Selon William Brownlee, érudit biblique évangélique : « Dans la Genèse la ‘sodomie’ (supposée) est essentiellement l’oppression des faibles et des impuissants; et l’oppression de l’étranger est l’élément essentiel de Genèse 19,1-9 ». John Boswell du Yale University le constate : « Sodome est employé comme symbole du mal dans des douzaines de passages [de la Bible] mais le péché des Sodomites n’est qualifié d’homosexualité dans aucun exemple ». Écoutez le prophète Ezéchiel (16,48-49) au sujet du péché de Sodome : « Par ma vie, oracle du Seigneur Yahvé ... Voici quelle fut la faute de Sodome ta sœur : orgueil, voracité, insouciance tranquille, telles furent ses fautes et celles de ses filles; elles n'ont pas secouru le pauvre et le malheureux, elles se sont enorgueillies et ont commis l’abomination devant moi ». (cf. Mt 10,15) Les hommes de Sodome ont essayé de dominer les étrangers à la maison de Loth en les soumettant à l’abus sexuel. La motivation pour une telle tentative de viol collectif est l’humiliation et la violence, non l’affection homosexuelle.

Lévitique 18,22 (20,13)

« Tu ne coucheras pas avec un homme comme on couche avec une femme. C’est une abomination ».

« Abomination » (TO’EBAH) est un terme technique cultique qualifiant celui qui est rituellement impur, comme le tissu mixte, le porc, et les rapports sexuels avec des femmes en menstruation. Ce terme n’a pas de rapport avec un problème de morale ou d’éthique. Ce Code de Sainteté (chapitres 17-26) interdit à un homme de coucher « avec un homme comme on couche avec une femme ». On considérait comme pollution un tel mélange des rôles sexuels. Mais même Jésus et Paul ont tous deux rejeté toutes ces formes de distinctions rituelles. (Cf. Mc 7,17-23; Rom 14,14&20) Le Fundamentalist Journal avoue que ce Code condamne « les pratiques idolâtres » et « l’impureté rituelle » et conclut : « aujourd’hui nous ne sommes pas tenus par ces commandements ».

Deutéronome 23,17-18

« Il n’y aura pas de prostituée sacrée parmi les filles d’Israël, ni de prostitué sacré parmi les fils d’Israël ».

Ces termes, KEDESHA et KADESH, signifient littéralement « saint » ou « sacré ». Il n’y a aucun dérivé hébreu du mot « Sodome » dans cet extrait; la Bible anglaise « King James » l’a erronément traduit.
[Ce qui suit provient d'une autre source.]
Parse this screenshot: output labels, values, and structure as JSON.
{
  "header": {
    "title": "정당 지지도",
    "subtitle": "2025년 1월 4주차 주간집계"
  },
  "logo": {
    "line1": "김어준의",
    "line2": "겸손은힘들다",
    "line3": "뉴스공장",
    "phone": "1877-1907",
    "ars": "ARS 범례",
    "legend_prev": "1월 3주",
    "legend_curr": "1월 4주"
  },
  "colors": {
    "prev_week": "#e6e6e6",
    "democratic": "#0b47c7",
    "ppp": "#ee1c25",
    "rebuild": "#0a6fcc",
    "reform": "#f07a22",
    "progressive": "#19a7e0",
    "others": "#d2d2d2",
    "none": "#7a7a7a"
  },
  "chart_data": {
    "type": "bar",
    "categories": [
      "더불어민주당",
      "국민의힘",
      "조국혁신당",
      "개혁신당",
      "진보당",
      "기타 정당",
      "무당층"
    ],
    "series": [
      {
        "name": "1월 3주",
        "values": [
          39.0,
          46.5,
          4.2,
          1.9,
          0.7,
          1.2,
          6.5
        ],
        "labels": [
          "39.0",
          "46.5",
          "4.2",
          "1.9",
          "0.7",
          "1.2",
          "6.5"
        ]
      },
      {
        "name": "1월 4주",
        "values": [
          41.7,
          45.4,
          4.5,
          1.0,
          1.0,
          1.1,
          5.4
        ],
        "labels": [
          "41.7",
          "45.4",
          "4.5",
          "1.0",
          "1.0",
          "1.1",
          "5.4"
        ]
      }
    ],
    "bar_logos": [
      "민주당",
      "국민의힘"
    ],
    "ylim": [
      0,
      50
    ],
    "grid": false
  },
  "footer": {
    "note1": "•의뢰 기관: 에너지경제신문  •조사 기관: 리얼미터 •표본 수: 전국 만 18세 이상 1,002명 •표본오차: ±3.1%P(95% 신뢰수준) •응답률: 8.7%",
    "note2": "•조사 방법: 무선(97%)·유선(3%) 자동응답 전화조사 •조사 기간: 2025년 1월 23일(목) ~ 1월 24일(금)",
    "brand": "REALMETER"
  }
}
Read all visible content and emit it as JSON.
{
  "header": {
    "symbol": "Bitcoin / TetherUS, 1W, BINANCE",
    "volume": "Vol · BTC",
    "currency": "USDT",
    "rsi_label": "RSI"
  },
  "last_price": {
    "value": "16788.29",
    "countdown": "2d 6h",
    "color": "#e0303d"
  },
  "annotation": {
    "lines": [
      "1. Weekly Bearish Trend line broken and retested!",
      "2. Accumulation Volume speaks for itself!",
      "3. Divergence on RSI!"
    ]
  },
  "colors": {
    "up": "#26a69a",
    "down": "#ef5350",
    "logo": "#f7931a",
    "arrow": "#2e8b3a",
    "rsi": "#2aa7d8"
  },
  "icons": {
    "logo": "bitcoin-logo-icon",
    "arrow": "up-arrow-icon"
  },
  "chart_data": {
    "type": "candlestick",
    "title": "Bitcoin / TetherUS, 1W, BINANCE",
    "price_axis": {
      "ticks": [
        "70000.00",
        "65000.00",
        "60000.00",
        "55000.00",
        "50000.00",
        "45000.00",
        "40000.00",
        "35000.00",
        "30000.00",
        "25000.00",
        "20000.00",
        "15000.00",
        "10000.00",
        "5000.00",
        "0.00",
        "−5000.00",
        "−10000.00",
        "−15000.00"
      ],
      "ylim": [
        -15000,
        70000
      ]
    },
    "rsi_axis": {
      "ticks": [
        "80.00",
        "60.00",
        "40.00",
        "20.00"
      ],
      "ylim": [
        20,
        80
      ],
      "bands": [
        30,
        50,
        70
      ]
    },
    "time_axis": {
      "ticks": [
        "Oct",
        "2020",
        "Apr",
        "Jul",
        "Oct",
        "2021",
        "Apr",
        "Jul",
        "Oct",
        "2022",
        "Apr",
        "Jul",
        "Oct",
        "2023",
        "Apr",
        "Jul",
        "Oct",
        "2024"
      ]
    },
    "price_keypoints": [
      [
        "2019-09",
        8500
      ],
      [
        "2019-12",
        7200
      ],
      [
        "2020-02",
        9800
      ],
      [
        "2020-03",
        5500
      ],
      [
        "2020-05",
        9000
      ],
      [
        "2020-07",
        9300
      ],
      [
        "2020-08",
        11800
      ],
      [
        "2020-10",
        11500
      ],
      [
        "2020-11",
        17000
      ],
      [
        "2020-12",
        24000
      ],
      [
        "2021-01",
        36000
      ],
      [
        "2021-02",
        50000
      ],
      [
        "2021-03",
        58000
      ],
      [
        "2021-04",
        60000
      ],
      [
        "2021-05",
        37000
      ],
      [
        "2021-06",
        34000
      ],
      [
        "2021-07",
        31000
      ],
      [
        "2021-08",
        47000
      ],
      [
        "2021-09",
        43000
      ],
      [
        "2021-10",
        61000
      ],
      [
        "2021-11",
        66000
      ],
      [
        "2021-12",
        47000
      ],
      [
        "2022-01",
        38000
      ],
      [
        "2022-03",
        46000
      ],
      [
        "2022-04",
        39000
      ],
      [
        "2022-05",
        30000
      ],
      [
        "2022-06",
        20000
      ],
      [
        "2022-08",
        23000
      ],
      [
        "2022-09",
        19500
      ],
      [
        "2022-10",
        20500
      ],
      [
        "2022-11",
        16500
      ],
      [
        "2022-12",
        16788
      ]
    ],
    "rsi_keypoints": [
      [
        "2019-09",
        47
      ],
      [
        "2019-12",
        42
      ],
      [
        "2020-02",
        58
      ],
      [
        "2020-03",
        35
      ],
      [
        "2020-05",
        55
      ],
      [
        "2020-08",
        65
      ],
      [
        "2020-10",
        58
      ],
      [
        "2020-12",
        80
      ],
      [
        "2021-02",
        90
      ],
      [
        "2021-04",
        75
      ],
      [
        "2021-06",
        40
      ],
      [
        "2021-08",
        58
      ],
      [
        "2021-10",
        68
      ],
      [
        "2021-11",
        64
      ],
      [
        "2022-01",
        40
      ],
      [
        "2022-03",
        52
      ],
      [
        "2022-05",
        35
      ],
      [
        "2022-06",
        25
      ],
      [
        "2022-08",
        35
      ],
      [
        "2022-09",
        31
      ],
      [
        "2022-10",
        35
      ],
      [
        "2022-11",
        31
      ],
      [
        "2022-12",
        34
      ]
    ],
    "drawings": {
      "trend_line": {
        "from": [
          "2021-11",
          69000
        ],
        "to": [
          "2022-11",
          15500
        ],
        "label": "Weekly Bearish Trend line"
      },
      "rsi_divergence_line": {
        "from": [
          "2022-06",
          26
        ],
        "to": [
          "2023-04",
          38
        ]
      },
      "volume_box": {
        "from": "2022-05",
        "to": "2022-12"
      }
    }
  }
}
Ici les mots hébreux font référence aux prêtresses-prostituées « sacrées » (féminines et d’eunuques) des cultes cananéens de fertilité, qu’Israël devait à tout prix éviter. D’ailleurs, comme le constate George R. Edwards, érudit biblique du Louisville Presbyterian Seminary : « Aucun prophète n’emploie le substantif signifiant ‘prostituée masculine de culte’ ni parle de l’activité d’une telle personne. En fait, au sujet d’actes homosexuels, les prophètes sont aussi silencieux que la tradition entière de l’enseignement de Jésus dans le Nouveau Testament. C’est », soutient-il, « un silence très significatif ».

Romains 1,26-27

« Aussi Dieu les a-t-il livrés à des passions avilissantes : car leurs femmes ont échangé les rapports naturels pour des rapports contre nature ; pareillement les hommes, délaissant l’usage naturel de la femme, ont brûlé de désir les uns pour les autres, perpétrant l’infamie d’homme à homme et recevant en leurs personnes l’inévitable salaire de leur égarement ».
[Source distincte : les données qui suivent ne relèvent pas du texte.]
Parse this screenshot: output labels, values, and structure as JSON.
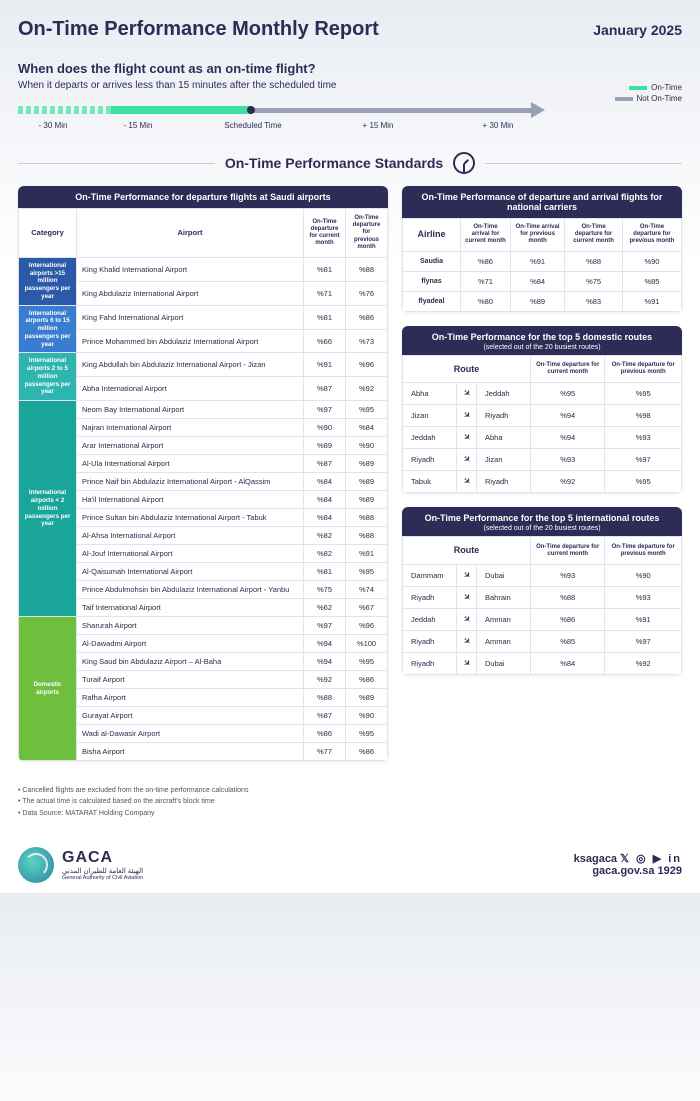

Se tournant vers les écritures de Paul, V.P. Furnish éclaire la question : « Puisque Paul n’a offert aucun enseignement direct à ses propres églises concernant le comportement homosexuel, il est certain que ses lettres ne peuvent produire aucune réponse spécifique aux questions qui se posent à l’église moderne. ... Pour Paul, ni la pratique de l’homosexualité, ni la promiscuité hétérosexuelle, ni n’importe quel autre vice spécifique n’est défini en tant que tel comme étant un ‘péché.’ À son avis le péché fondamental dont tous les maux particuliers découlent est l’idolâtrie – l’adoration de ce qui est créé plutôt que le Créateur, soit une idole en bois, soit une idéologie, soit un système religieux, soit un certain code moral particulier ».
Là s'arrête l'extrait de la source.